Night fell, and darkness swallowed the world. In this era, electricity was a luxury; only Konoha and a handful of large towns had streetlights.
It was late, but the lights in the Hokage's office were still burning bright. Behind the desk, Tsunade—who hadn't slept in over twenty-four hours—was buried under a mountain of paperwork.
With her constitution, physical fatigue wasn't the issue. It was the sheer, mind-numbing volume of documents that was making her blood boil.
Tsunade couldn't believe what Hiruzen Sarutobi and those other fossils had been doing before they died. The amount of backlogged administration was a disgrace. They were a bunch of "vegetarian" bureaucrats who had lived on the village's tit without doing a lick of actual work.
Fortunately, the Nara clan were all geniuses. She had drafted several Nara administrative specialists to handle the non-essential logistics, or she genuinely would have smashed her head through the desk by now.
The Ino-Shika-Cho trio were legendary clans, and they were staunch Hokage loyalists. No matter who sat in the chair, they supported the position.
The Nara, in particular, provided the high-IQ manpower that kept the village's civilian and military bureaucracy running.
Because of this, she'd been able to start the transition almost immediately after the morning meeting ended.
Truthfully, the free-spirited Tsunade hated this job. The paperwork made her want to commit violence. But the mess that "certain brat" had made was hers to clean up, and she couldn't just abandon the Leaf.
Tsunade rubbed her aching shoulders and stood up, walking to the window to stare at the black expanse of the village. "God, this job is exhausting," she muttered.
If Saiki were there, he'd have snarked, "It's not the work that's exhausting you; it's the weight of those two massive melons on your chest."
Her moment of self-pity passed as her expression turned grave. The war at the front was still raging, and she had to stabilize the logistics immediately.
Thinking about logistics made her head hurt. Konoha's finances were a disaster. Hiruzen and the Elders had died so suddenly that they hadn't left behind a proper ledger. Tsunade had no idea where half the village's liquid capital had even gone.
If the money was missing, she'd have to find it. But the resulting deficit was a nightmare she had to solve right now.
During peacetime, the village took a heavy cut of mission rewards to stay afloat. But in a world war, trade was dead and private commissions had plummeted. The economy was collapsing.
If Saiki had seen the books, he would have understood why, at the end of the Third War, a "victorious" Konoha had allowed the Cloud to extort them. Hiruzen and his cronies had literally spent the village into bankruptcy.
War drains men, but it drains gold faster. The ninja at the front were fighting for their home, yes, but they still needed salaries, bonuses, and death benefits for their families. You couldn't ask them to fight on an empty stomach.
Tsunade knew the village High Command and the elite clans controlled the "grey" industries—the casinos and red-light districts. She just couldn't understand where the profits went.
Where did it go?
It didn't take a genius to figure it out.
Aside from funneling wealth into their own clans, they spent it on themselves.
Take Root, for example. Everyone knew it existed, but it wasn't an official part of the Leaf's military budget.
So where did the money come from? Training ninja was incredibly expensive—not everyone was a freak like Saiki who just needed a bowl of rice and a scroll.

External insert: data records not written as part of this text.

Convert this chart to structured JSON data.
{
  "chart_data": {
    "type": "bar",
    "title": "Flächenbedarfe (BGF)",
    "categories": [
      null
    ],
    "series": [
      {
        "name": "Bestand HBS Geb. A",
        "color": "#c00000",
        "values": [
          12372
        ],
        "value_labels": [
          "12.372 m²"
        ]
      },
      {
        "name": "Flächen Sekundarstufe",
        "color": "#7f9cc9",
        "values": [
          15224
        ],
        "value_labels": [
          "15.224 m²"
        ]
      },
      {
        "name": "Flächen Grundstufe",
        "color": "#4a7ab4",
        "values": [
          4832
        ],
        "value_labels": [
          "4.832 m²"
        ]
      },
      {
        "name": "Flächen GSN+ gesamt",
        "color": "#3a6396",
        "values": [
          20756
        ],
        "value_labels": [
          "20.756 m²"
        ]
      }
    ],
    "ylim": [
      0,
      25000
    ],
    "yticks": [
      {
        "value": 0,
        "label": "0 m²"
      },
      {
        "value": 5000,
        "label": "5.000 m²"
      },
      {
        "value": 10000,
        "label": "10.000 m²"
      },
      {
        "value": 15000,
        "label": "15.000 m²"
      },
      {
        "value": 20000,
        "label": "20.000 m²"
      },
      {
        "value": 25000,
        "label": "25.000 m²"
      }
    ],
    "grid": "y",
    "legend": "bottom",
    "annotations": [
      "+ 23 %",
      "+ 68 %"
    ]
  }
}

A ninja needed medicinal baths, specialized gear, and food from a young age. Root's "survival of the fittest" training likely wasted more resources than it produced.
Danzo had Root, and Hiruzen—aside from the Anbu—undoubtedly had his own private "loyalist" factions that he maintained with bribes and favors.

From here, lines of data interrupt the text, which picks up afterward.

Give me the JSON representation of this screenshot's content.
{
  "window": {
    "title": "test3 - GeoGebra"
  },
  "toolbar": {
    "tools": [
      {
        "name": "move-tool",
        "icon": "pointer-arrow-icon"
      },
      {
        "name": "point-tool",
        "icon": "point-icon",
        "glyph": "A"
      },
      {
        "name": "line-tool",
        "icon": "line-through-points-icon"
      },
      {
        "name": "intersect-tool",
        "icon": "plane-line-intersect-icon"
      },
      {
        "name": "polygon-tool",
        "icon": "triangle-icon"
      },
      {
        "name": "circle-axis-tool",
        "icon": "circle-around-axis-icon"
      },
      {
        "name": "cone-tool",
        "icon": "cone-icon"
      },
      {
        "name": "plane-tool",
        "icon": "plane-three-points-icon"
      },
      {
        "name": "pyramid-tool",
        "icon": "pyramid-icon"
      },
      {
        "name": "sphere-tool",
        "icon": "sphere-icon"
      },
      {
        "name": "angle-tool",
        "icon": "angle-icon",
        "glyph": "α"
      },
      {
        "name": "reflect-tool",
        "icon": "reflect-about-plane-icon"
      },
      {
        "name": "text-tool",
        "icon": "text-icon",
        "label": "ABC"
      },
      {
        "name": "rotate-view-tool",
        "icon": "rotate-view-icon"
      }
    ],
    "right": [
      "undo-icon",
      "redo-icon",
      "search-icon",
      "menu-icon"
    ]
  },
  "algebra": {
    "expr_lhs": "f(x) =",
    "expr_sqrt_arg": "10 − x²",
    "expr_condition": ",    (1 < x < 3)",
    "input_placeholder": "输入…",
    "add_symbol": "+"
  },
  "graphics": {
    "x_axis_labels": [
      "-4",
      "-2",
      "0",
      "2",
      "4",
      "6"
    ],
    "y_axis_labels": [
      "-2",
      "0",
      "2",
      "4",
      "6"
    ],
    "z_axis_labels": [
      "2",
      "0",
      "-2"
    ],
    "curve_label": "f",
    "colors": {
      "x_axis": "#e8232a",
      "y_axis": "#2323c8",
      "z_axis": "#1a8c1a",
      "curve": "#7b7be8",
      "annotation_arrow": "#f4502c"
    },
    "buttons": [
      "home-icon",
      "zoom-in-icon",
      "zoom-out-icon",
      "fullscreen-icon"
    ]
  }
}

Truthfully, Saiki's decision to slaughter the Council was cathartic, but the tangled web of corruption they left behind was going to haunt the village for years.
Fortunately, Saiki's solution was simple: kill the complainers. If the arrogant clan ninja didn't want to work, there were plenty of commoner ninja hungry for the opportunity.
"If you won't do it, someone else will." That was the mindset of a boy who held zero respect for "Noble Blood." But Tsunade was a clan ninja herself; her brain was wired differently. She felt she had to accommodate them because the village needed their numbers.
Ultimately, Tsunade just wasn't strong enough. If she were truly absolute, these wouldn't be problems.
Ninja possessed god-like power, yet they refused to engage in production. They were a class of parasites who only knew how to exploit. This was the root of all misery in the world. If ninja used their efficiency for production, the world would have reached the modern age decades ago.
The Shinobi World needed a "Daddy" like Saiki to whip them into shape.
Unfortunately, Saiki was a "salted fish" who couldn't be bothered to fix the world. The future looked bleak.
Tsunade sighed and returned to her desk.
She continued her work, trying to find a way to plug the holes in the budget. But neither raising taxes nor cutting spending was a viable long-term fix.
The "cake" of the Shinobi World was simply too small. If the ninja had the vision to grow the economy, they wouldn't be slaughtering each other over a handful of C-rank missions every year.
While Tsunade was buried in files, Saiki's night life was just beginning.